Ils prirent des pierres et, pendant une demi-heure, comblèrent une partie de la fosse.
De retour dans le pick-up, ils se dévisagèrent un instant, dans le silence le plus complet. Ils étaient désormais complices.
Le resteraient jusqu’à la fin de leur vie.
123
Tout me paraît flou. Lointain, incertain. Irréel.
Je ne suis plus sur terre, je crois. J’ai quitté le monde et j’avance au milieu de limbes mystérieux. Je marche ou je vole, je ne sais plus très bien.
J’entends une voix.
Reviens, je t’en prie…
Plus je monte, plus j’ai froid. Je traverse des cieux, je croise des dieux. J’implore leur clémence, je demande leur aide. Perdue, je voudrais retrouver le chemin qui mène à moi.
Sans toi, je suis rien…
Poussée par un courant invisible, je me laisse entraîner dans un flot tumultueux. Je tourne sur moi-même, encore et encore…
Mille fois plus forte que moi…
Le courant me précipite dans un trou noir, qui m’aspire, qui me broie. Qui désintègre mon corps. Lorsque je m’en échappe, je ne suis plus qu’une âme folle qui se cogne aux étoiles gelées. Je devine leur cœur de feu, emprisonné dans la glace, mais qui palpite encore.
Ne me laisse pas…
Et soudain, tout s’arrête.
Je flotte quelques secondes avant de repartir dans l’autre sens.
Je tombe. Chute vertigineuse. Je vais m’écraser, être pulvérisée, déchiquetée. Je vais me briser en mille morceaux…
— Izri !
Le jeune homme se réveilla en sursaut et se précipita vers le lit. À bout de souffle, les yeux écarquillés, les bras tendus, Tama l’appelait de toutes ses forces.
— Je suis là !
Il la serra contre lui. Étreinte puissante, presque violente.
— Je suis là, mon amour !… N’aie pas peur.

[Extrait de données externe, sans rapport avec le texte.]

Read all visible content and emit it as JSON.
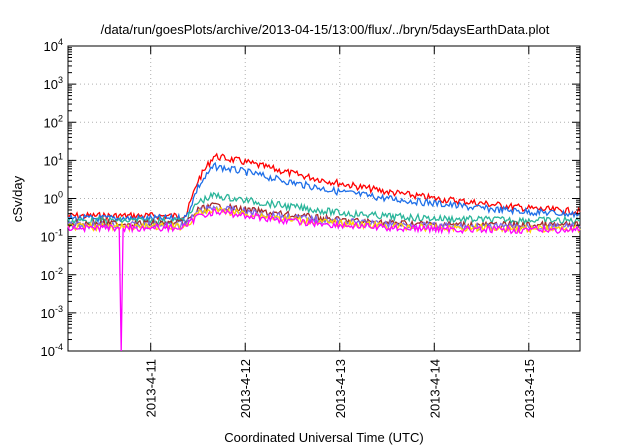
{
  "chart_data": {
    "type": "line",
    "title": "/data/run/goesPlots/archive/2013-04-15/13:00/flux/../bryn/5daysEarthData.plot",
    "xlabel": "Coordinated Universal Time (UTC)",
    "ylabel": "cSv/day",
    "yscale": "log",
    "ylim": [
      0.0001,
      10000
    ],
    "xlim": [
      "2013-04-10 03:00",
      "2013-04-15 13:00"
    ],
    "grid": true,
    "legend": "none",
    "x_ticks": [
      "2013-4-11",
      "2013-4-12",
      "2013-4-13",
      "2013-4-14",
      "2013-4-15"
    ],
    "y_ticks": [
      {
        "base": "10",
        "exp": "-4"
      },
      {
        "base": "10",
        "exp": "-3"
      },
      {
        "base": "10",
        "exp": "-2"
      },
      {
        "base": "10",
        "exp": "-1"
      },
      {
        "base": "10",
        "exp": "0"
      },
      {
        "base": "10",
        "exp": "1"
      },
      {
        "base": "10",
        "exp": "2"
      },
      {
        "base": "10",
        "exp": "3"
      },
      {
        "base": "10",
        "exp": "4"
      }
    ],
    "series": [
      {
        "color": "#ff0000",
        "x": [
          "2013-04-10 03:00",
          "2013-04-11 06:00",
          "2013-04-11 09:00",
          "2013-04-11 12:00",
          "2013-04-11 16:00",
          "2013-04-12 00:00",
          "2013-04-12 12:00",
          "2013-04-13 00:00",
          "2013-04-13 12:00",
          "2013-04-14 00:00",
          "2013-04-14 12:00",
          "2013-04-15 00:00",
          "2013-04-15 13:00"
        ],
        "y": [
          0.35,
          0.35,
          0.37,
          3.0,
          13.0,
          9.0,
          4.5,
          2.5,
          1.5,
          1.0,
          0.75,
          0.55,
          0.45
        ]
      },
      {
        "color": "#1e6fe8",
        "x": [
          "2013-04-10 03:00",
          "2013-04-11 06:00",
          "2013-04-11 09:00",
          "2013-04-11 12:00",
          "2013-04-11 16:00",
          "2013-04-12 00:00",
          "2013-04-12 12:00",
          "2013-04-13 00:00",
          "2013-04-13 12:00",
          "2013-04-14 00:00",
          "2013-04-14 12:00",
          "2013-04-15 00:00",
          "2013-04-15 13:00"
        ],
        "y": [
          0.3,
          0.3,
          0.32,
          2.0,
          7.0,
          5.0,
          2.6,
          1.5,
          1.0,
          0.75,
          0.55,
          0.45,
          0.38
        ]
      },
      {
        "color": "#2ab59a",
        "x": [
          "2013-04-10 03:00",
          "2013-04-11 06:00",
          "2013-04-11 09:00",
          "2013-04-11 12:00",
          "2013-04-11 16:00",
          "2013-04-12 00:00",
          "2013-04-12 12:00",
          "2013-04-13 00:00",
          "2013-04-13 12:00",
          "2013-04-14 00:00",
          "2013-04-14 12:00",
          "2013-04-15 00:00",
          "2013-04-15 13:00"
        ],
        "y": [
          0.26,
          0.26,
          0.27,
          0.8,
          1.2,
          0.9,
          0.6,
          0.42,
          0.34,
          0.3,
          0.28,
          0.27,
          0.26
        ]
      },
      {
        "color": "#a52a2a",
        "x": [
          "2013-04-10 03:00",
          "2013-04-11 06:00",
          "2013-04-11 09:00",
          "2013-04-11 12:00",
          "2013-04-11 16:00",
          "2013-04-12 00:00",
          "2013-04-12 12:00",
          "2013-04-13 00:00",
          "2013-04-13 12:00",
          "2013-04-14 00:00",
          "2013-04-14 12:00",
          "2013-04-15 00:00",
          "2013-04-15 13:00"
        ],
        "y": [
          0.22,
          0.22,
          0.23,
          0.5,
          0.65,
          0.5,
          0.36,
          0.27,
          0.23,
          0.21,
          0.2,
          0.2,
          0.2
        ]
      },
      {
        "color": "#7b68ee",
        "x": [
          "2013-04-10 03:00",
          "2013-04-11 06:00",
          "2013-04-11 09:00",
          "2013-04-11 12:00",
          "2013-04-11 16:00",
          "2013-04-12 00:00",
          "2013-04-12 12:00",
          "2013-04-13 00:00",
          "2013-04-13 12:00",
          "2013-04-14 00:00",
          "2013-04-14 12:00",
          "2013-04-15 00:00",
          "2013-04-15 13:00"
        ],
        "y": [
          0.2,
          0.2,
          0.21,
          0.45,
          0.58,
          0.45,
          0.32,
          0.25,
          0.21,
          0.19,
          0.18,
          0.18,
          0.18
        ]
      },
      {
        "color": "#ffd700",
        "x": [
          "2013-04-10 03:00",
          "2013-04-11 06:00",
          "2013-04-11 09:00",
          "2013-04-11 12:00",
          "2013-04-11 16:00",
          "2013-04-12 00:00",
          "2013-04-12 12:00",
          "2013-04-13 00:00",
          "2013-04-13 12:00",
          "2013-04-14 00:00",
          "2013-04-14 12:00",
          "2013-04-15 00:00",
          "2013-04-15 13:00"
        ],
        "y": [
          0.18,
          0.18,
          0.19,
          0.4,
          0.5,
          0.4,
          0.28,
          0.22,
          0.19,
          0.17,
          0.17,
          0.16,
          0.16
        ]
      },
      {
        "color": "#ff00ff",
        "x": [
          "2013-04-10 03:00",
          "2013-04-10 16:00",
          "2013-04-10 16:30",
          "2013-04-10 17:00",
          "2013-04-11 06:00",
          "2013-04-11 09:00",
          "2013-04-11 12:00",
          "2013-04-11 16:00",
          "2013-04-12 00:00",
          "2013-04-12 12:00",
          "2013-04-13 00:00",
          "2013-04-13 12:00",
          "2013-04-14 00:00",
          "2013-04-14 12:00",
          "2013-04-15 00:00",
          "2013-04-15 13:00"
        ],
        "y": [
          0.17,
          0.17,
          0.0001,
          0.17,
          0.17,
          0.18,
          0.35,
          0.45,
          0.36,
          0.25,
          0.2,
          0.17,
          0.16,
          0.15,
          0.15,
          0.15
        ]
      }
    ]
  }
}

Elle tremblait, les mains accrochées à ses épaules, comme si elle craignait qu’il ne disparaisse. Qu’il ne l’abandonne, une fois encore.
— Iz… Iz !
Elle se mit à pleurer, inondant la chemise d’Izri pendant de longues minutes.

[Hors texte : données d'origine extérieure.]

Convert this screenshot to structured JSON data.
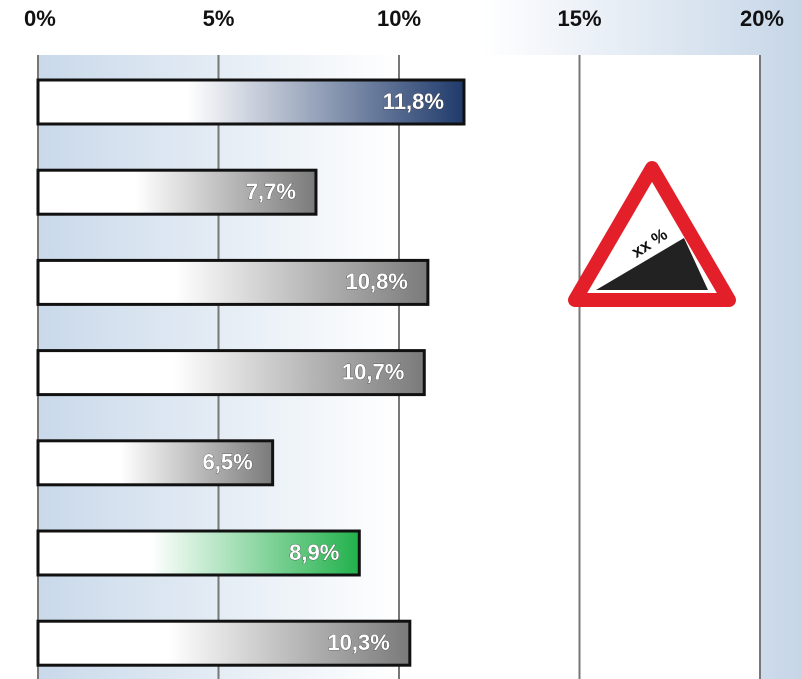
{
  "chart_data": {
    "type": "bar",
    "orientation": "horizontal",
    "categories": [
      null,
      null,
      null,
      null,
      null,
      null,
      null
    ],
    "values": [
      11.8,
      7.7,
      10.8,
      10.7,
      6.5,
      8.9,
      10.3
    ],
    "value_labels": [
      "11,8%",
      "7,7%",
      "10,8%",
      "10,7%",
      "6,5%",
      "8,9%",
      "10,3%"
    ],
    "colors": [
      "#1f3a6b",
      "#7a7a7a",
      "#7a7a7a",
      "#7a7a7a",
      "#7a7a7a",
      "#22b14c",
      "#7a7a7a"
    ],
    "xlim": [
      0,
      20
    ],
    "xticks": [
      {
        "value": 0,
        "label": "0%"
      },
      {
        "value": 5,
        "label": "5%"
      },
      {
        "value": 10,
        "label": "10%"
      },
      {
        "value": 15,
        "label": "15%"
      },
      {
        "value": 20,
        "label": "20%"
      }
    ],
    "grid": true,
    "annotation": "xx %"
  }
}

Alerté par les cris, Gabriel s’était posté à l’entrée de la chambre. Il contemplait leurs mains jointes, leurs larmes mêlées, en ressentit un profond soulagement.
Il sut que Tama ne repartirait plus dans l’autre monde. Guidée par la voix de l’homme qu’elle aimait, elle avait retrouvé le chemin, la lumière. Sans jamais abandonner.
Sauver Tama.
Gabriel avait tenu parole.
La petite lampe de chevet reste allumée. Je refuse de l’éteindre.
Izri s’est assoupi près de moi, sa main serre la mienne.
Je ne veux plus dormir, juste le regarder, encore et encore. Graver dans mon cerveau cet instant que je n’espérais plus.
Cet instant où la vérité a terrassé le mensonge.
Cet instant qui vaut tous les combats du monde. Toutes les souffrances du monde.
Toutes celles que j’ai endurées.
À cette seconde, je sais pourquoi je me suis battue. Pourquoi j’ai résisté. Pourquoi j’ai refusé de me fier aux doux serments de la mort.
Je devais vivre, survivre. Pour lui.
Parce qu’il a besoin de moi. Parce qu’on ne peut pas exister l’un sans l’autre.
Parce que je compte pour quelqu’un.
Si je suis importante pour lui, s’il n’a jamais cessé de m’aimer, je suis prête à affronter encore bien des tourments et des enfers.